Just 5 days later, now mid October, I was at work (with a 103 fever) when my boss noticed my right hand was covered in a rash and swelling at an alarming rate. In about 10 minutes, my entire arm was covered and the rash was moving up my neck and onto my face. My hand was three times its normal size. My husband came to work to get me (I couldn’t drive myself at this point) and the decision was made to go the 50 miles to my infectious disease Dr.’s hospital. I was seen in the ER by another Dr. who ran a series of blood tests showing low WBC, elevated (36) SED rate, low platelet, anemic, and the most surprising was that I was NEGATIVE for Mono. I had already told him that I was positive and that I had just seen my Dr. This Dr. was very disturbed to hear that I had been this sick for 4 months. He called my Dr.’s superior and I was admitted to the hospital with a private room, three MD’s working round the clock to make a diagnosis, and a most humble apology from the Dr. that had been blowing me off for months. After a huge battery of tests (the girl from the lab had never seen so many) and a biopsy of my rash and one of the swollen lymph nodes in my neck, the same rheumy triumphantly staked his claim as having found a rare auto-immune and connective tissue disease called Stills. 
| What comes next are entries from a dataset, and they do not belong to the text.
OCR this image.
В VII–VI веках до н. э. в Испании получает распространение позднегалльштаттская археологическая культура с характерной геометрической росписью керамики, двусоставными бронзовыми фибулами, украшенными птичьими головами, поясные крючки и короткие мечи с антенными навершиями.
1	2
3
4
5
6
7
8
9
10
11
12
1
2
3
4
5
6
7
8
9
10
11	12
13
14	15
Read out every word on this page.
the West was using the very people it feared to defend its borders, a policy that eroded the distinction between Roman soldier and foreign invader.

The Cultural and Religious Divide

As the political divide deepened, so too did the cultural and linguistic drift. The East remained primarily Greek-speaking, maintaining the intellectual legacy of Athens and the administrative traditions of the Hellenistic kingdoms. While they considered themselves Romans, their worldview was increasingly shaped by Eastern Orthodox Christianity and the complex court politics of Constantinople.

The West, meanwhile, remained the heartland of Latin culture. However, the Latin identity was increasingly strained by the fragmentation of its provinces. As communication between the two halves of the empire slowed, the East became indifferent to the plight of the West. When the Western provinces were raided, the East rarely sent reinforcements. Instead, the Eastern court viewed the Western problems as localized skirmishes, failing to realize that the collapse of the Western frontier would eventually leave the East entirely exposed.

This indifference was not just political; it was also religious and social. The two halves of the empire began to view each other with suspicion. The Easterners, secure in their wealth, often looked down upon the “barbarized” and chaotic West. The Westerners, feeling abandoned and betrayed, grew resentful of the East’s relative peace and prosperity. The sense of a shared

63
I think he is intrigued because it is rare to find perfectly healthy people struck down like this, and he puts his energy into helping me get my life back. To have started off so rocky, we have established a good relationship now. As soon as I was diagnosed, I was transferred from my infectious disease Dr.’s care to my rheumy who began treatment that day. Treatment started with 60 mg Prednisone per day, and is now at 30 mg. I have been as low as 7..5 mg, but a recent flare has me on the rise. I am also on Methotrexate injections and have recently started Enbrel. I take Flexoril, Darvocet, Hydrocodone, Imitrex injections, Prevacid and many other drugs to offset either symptoms or side effects of something else. At this point, I’m a walking pharmacy...but at least I’m a WALKING pharmacy, right?